Sema Kökün'ün taş baskı ile tanışması, anneannesine ait eski bir sandıkta saklı geleneksel Türk motiflerine sahip ahşap kalıp bulmasıyla başlayan tesadüfi bir keşifle oldu. 1917'de Üsküp'ten gelen bu büyüleyici buluntu, içinde yatan sanatın tohumlarını atarak onu taş baskı dünyasına doğru heyecan verici bir yolculuğa çıkardı.
Çeşitli kitaplar okuyarak ve kurslara katılarak taş baskı hakkında derinlemesine bilgi edinen Kökün, merakının onu Türkiye'nin önemli el sanatı merkezlerinden biri olan Tokat'a kadar götürmesini sağladı. Burada dönemin usta sanatçılarından dersler alarak taş baskı kalıpları hazırlama, doğal boyalar kullanma ve farklı kumaş türleriyle çalışma konusunda deneyim kazandı. Her bir motifin kendine özgü hikayesi ve kültürel önemi, Kökün'ün bu sanat dalının tarihçesi ve coğrafi işaretleri üzerine daha fazla araştırma yapmasına vesile oldu.

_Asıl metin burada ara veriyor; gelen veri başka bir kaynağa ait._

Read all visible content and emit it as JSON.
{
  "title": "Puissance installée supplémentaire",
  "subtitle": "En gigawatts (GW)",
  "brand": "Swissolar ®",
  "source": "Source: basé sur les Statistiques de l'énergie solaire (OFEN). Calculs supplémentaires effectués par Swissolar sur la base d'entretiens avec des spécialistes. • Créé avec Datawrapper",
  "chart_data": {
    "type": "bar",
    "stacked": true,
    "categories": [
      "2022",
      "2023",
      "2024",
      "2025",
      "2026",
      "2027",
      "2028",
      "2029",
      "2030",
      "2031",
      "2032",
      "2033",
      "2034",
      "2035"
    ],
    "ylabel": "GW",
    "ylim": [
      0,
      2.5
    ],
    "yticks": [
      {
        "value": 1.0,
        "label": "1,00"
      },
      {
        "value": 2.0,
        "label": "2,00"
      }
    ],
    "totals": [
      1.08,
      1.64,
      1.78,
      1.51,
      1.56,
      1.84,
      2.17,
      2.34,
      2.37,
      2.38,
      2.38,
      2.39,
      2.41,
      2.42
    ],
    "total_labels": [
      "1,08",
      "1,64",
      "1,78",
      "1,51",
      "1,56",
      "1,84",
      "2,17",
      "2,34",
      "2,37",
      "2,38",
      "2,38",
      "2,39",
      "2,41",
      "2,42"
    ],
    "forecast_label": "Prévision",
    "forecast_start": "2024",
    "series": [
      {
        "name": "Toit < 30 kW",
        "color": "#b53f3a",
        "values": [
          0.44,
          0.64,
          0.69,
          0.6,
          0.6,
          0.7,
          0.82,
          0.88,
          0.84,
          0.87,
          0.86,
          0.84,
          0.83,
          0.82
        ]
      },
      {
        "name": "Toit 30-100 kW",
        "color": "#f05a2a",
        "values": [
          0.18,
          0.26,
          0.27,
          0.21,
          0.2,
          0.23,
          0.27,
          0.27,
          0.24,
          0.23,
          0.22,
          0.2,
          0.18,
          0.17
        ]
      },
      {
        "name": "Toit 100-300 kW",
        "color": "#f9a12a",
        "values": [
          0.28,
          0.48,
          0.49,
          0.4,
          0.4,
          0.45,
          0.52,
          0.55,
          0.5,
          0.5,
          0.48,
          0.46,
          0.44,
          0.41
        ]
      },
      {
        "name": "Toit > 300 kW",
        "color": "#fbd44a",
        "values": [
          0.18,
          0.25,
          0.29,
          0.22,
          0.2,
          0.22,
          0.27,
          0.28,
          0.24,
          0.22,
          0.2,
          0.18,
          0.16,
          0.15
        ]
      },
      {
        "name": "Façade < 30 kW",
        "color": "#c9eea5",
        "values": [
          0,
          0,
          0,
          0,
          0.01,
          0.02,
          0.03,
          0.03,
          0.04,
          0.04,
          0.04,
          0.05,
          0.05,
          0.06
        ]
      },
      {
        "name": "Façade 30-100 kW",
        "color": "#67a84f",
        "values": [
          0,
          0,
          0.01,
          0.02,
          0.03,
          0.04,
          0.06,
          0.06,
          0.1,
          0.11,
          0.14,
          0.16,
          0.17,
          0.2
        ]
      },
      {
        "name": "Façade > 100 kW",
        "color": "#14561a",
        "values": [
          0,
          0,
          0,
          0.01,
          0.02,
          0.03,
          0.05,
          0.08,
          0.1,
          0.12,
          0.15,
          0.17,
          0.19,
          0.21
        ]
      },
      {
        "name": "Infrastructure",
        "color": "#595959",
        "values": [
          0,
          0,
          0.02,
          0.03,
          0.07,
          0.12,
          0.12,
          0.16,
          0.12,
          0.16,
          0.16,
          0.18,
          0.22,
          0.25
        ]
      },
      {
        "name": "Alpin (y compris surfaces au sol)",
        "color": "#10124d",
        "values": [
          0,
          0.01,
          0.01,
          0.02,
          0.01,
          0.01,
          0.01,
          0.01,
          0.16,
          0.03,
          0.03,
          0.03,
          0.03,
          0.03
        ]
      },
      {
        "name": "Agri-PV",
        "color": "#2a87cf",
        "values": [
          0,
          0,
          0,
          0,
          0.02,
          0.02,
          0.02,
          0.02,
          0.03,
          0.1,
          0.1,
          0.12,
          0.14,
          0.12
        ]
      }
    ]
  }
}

Yıllar süren emek ve deneyimini bugün "Kırmızı Sanat Evi" aracılığıyla geleneksel el sanatlarına ilgi duyan herkesle paylaşan Sema Kökün, taş baskının unutulmaya yüz tutmuş güzelliklerini gün yüzüne çıkarıyor. Onun çalışmaları, sadece bir sanat eseri olmaktan öte, Türk kültürünün zengin dokusunu ve geçmişini gelecek nesillere aktarma misyonunu taşıyor.